Di fronte all'insuccesso di questo primo provvedimento, fu emanato, fra il 20 novembre e il 9 dicembre del 301, l’Edictum de pretiis. Questo era diviso in 32 sezioni e poneva un limite sui prezzi per tutti i prodotti commerciabili nell'impero. L'obiettivo non era "congelare" i prezzi, ma segnarne i maxima, ovvero i massimi prezzi di mercato, oltre i quali determinate merci non avrebbero potuto essere vendute.

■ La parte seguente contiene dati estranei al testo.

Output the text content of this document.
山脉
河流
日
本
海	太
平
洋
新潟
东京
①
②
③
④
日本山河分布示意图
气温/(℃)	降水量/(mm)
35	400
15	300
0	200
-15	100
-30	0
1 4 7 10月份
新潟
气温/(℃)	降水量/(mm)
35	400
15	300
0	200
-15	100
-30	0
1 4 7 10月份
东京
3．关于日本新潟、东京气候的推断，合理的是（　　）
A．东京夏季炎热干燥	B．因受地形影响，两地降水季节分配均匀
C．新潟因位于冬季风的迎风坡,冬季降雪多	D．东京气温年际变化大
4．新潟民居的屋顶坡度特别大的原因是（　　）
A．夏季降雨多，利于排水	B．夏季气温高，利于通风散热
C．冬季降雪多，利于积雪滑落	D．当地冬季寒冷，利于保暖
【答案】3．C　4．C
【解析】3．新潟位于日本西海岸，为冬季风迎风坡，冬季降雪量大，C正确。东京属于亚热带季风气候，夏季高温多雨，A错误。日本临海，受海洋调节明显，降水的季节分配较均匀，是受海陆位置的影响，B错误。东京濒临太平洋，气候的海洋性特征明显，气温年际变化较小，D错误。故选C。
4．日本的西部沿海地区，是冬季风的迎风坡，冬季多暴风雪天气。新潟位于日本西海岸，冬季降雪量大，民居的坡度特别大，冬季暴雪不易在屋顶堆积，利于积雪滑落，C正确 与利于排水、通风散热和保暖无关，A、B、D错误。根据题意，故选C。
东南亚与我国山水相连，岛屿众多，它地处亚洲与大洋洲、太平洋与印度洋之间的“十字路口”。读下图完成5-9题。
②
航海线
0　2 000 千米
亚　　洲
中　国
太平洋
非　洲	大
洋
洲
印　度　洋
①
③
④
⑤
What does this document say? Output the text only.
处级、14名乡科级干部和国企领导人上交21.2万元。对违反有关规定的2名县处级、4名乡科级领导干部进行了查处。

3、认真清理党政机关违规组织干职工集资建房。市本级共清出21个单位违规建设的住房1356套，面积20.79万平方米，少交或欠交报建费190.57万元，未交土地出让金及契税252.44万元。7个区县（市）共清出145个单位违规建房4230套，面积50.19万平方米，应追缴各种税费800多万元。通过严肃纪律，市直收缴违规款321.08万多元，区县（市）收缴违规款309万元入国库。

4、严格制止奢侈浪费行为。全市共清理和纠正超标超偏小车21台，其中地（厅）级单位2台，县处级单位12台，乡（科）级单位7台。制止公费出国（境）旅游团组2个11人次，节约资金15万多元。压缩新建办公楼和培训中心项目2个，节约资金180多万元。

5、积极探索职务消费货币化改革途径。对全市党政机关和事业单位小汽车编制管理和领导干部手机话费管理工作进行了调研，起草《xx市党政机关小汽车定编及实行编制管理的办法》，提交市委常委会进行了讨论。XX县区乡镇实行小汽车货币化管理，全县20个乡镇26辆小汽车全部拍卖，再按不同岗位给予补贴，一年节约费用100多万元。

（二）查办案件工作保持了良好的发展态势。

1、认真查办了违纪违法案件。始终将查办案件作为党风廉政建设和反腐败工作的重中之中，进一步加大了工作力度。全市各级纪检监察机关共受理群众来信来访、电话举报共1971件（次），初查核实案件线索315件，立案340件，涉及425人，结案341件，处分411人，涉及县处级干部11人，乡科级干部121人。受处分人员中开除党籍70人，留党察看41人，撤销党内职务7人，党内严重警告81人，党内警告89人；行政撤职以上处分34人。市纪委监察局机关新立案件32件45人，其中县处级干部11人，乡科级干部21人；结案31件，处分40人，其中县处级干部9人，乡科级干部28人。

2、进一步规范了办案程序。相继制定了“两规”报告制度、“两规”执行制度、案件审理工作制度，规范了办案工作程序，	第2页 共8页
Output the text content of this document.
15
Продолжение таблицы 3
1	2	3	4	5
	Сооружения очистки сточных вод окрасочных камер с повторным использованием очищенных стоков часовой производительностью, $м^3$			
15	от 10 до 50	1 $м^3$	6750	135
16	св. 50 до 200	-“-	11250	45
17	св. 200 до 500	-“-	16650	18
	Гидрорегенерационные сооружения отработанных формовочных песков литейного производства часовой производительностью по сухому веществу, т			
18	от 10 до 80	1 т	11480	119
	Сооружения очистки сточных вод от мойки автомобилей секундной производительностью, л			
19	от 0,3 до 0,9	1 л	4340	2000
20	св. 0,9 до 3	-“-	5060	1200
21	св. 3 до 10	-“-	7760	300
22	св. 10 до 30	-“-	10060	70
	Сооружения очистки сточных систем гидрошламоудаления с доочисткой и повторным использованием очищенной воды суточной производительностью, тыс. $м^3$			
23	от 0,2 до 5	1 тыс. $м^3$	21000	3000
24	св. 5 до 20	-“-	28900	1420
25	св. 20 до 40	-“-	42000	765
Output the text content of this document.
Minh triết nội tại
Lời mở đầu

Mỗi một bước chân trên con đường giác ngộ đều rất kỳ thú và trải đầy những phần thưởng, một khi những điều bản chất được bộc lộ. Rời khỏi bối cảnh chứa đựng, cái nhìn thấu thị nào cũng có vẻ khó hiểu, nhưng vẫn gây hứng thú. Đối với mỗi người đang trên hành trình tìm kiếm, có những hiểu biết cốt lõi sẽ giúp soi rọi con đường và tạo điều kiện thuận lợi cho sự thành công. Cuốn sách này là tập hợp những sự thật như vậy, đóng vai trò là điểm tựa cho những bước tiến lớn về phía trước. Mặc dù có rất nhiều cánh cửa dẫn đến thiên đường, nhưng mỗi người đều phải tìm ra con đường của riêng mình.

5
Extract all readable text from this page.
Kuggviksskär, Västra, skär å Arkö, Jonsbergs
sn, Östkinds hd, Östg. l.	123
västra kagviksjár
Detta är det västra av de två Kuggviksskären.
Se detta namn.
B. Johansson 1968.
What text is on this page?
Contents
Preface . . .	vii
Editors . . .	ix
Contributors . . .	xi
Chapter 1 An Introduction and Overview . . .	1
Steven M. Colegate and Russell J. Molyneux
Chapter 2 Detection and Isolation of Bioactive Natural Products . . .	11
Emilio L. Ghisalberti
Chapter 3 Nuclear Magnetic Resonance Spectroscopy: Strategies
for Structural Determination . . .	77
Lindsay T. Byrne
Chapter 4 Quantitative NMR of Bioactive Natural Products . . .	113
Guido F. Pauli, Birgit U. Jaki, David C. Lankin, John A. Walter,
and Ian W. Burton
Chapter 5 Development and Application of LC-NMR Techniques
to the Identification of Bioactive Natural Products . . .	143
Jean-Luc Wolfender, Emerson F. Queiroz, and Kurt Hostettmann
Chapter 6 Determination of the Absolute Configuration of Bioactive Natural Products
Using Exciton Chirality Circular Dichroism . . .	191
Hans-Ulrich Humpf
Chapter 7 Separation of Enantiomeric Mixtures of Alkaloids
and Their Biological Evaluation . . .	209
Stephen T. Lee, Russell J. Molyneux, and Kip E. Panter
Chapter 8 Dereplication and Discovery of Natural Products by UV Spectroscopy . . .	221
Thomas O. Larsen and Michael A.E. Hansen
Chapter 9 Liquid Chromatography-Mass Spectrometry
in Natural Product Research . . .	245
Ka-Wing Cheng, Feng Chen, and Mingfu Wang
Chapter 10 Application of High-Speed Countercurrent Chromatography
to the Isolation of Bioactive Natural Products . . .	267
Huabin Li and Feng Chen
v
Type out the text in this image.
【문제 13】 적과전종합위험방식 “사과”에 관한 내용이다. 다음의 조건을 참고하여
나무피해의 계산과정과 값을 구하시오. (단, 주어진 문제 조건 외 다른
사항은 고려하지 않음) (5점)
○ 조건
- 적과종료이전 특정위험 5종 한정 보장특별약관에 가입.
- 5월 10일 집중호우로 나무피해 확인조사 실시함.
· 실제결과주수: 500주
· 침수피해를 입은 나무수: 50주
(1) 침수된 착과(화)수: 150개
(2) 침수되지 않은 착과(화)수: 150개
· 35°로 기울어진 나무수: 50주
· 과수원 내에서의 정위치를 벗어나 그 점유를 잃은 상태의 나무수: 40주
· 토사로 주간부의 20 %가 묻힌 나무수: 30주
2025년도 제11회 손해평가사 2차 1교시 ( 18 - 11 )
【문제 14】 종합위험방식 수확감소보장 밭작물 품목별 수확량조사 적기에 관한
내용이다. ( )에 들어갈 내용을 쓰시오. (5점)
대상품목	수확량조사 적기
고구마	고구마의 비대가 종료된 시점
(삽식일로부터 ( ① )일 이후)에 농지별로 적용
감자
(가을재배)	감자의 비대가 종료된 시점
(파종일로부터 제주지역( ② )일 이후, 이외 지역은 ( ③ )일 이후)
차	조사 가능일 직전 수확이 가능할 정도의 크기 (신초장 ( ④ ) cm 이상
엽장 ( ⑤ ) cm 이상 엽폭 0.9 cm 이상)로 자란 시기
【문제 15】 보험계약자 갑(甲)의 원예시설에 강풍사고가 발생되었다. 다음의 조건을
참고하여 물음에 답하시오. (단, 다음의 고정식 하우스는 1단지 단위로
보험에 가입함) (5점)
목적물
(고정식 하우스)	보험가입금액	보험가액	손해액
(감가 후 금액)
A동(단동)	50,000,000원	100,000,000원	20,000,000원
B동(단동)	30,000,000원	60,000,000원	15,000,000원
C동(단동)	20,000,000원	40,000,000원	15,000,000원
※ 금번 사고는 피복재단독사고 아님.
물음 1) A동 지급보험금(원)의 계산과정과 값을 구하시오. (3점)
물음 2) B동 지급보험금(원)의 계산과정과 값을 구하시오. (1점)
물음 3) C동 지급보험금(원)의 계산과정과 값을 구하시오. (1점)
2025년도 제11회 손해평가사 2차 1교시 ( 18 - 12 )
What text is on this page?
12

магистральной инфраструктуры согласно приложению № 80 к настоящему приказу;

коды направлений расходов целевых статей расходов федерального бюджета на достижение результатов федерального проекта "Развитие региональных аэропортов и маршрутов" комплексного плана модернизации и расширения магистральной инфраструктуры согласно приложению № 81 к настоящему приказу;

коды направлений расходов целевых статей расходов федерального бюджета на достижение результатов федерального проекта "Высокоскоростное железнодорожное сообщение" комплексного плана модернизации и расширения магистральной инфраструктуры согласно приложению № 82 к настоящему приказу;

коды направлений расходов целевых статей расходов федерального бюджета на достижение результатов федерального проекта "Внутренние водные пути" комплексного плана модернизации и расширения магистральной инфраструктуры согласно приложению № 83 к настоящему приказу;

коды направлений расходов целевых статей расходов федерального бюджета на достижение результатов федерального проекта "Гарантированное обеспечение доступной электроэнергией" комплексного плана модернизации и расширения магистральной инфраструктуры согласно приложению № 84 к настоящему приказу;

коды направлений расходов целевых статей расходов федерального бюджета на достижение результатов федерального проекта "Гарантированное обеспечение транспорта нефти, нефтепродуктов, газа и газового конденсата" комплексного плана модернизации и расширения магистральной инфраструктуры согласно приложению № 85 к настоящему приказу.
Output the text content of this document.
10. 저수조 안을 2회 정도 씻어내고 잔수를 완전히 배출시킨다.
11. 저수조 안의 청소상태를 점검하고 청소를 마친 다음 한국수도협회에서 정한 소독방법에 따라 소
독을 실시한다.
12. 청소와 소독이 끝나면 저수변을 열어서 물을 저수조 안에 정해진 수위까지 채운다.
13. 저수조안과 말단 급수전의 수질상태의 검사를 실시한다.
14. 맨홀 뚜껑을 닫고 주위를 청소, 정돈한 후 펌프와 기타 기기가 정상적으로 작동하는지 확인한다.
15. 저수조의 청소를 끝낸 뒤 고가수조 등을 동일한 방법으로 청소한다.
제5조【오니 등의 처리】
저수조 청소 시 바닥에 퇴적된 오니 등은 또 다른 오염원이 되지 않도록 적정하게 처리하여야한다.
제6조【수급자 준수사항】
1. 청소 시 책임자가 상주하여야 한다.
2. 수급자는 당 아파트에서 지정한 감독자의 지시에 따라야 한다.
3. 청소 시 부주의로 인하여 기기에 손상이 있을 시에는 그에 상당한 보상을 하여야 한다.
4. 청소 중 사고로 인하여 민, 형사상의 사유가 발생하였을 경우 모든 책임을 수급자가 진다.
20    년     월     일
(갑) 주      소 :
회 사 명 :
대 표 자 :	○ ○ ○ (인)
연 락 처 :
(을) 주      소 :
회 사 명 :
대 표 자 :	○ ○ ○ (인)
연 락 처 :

Tuttavia, l'editto non risolse il problema, poiché la massa totale delle monete coniate continuò ad aumentare l'inflazione ed i prezzi massimi che erano stabiliti erano apparentemente troppo bassi. I mercanti o smisero di produrre le merci, o le vendettero illegalmente al mercato nero (che in quegli anni proliferò), o usarono invece il sistema del baratto. L'editto come risultato spinse a interrompere gli affari e il commercio, fra commercianti o in città intere, che non erano più in grado di produrre i beni a costi accettabili. Poiché l'editto inoltre aveva fissato i limiti sugli stipendi, coloro che avevano gli stipendi fissi (in particolare soldati) trovarono che il loro salario era aumentato ma non aveva più valore poiché i prezzi artificiali non riflettevano i costi reali. Si produsse quindi una vera e propria "paralisi" dell'economia nell'impero.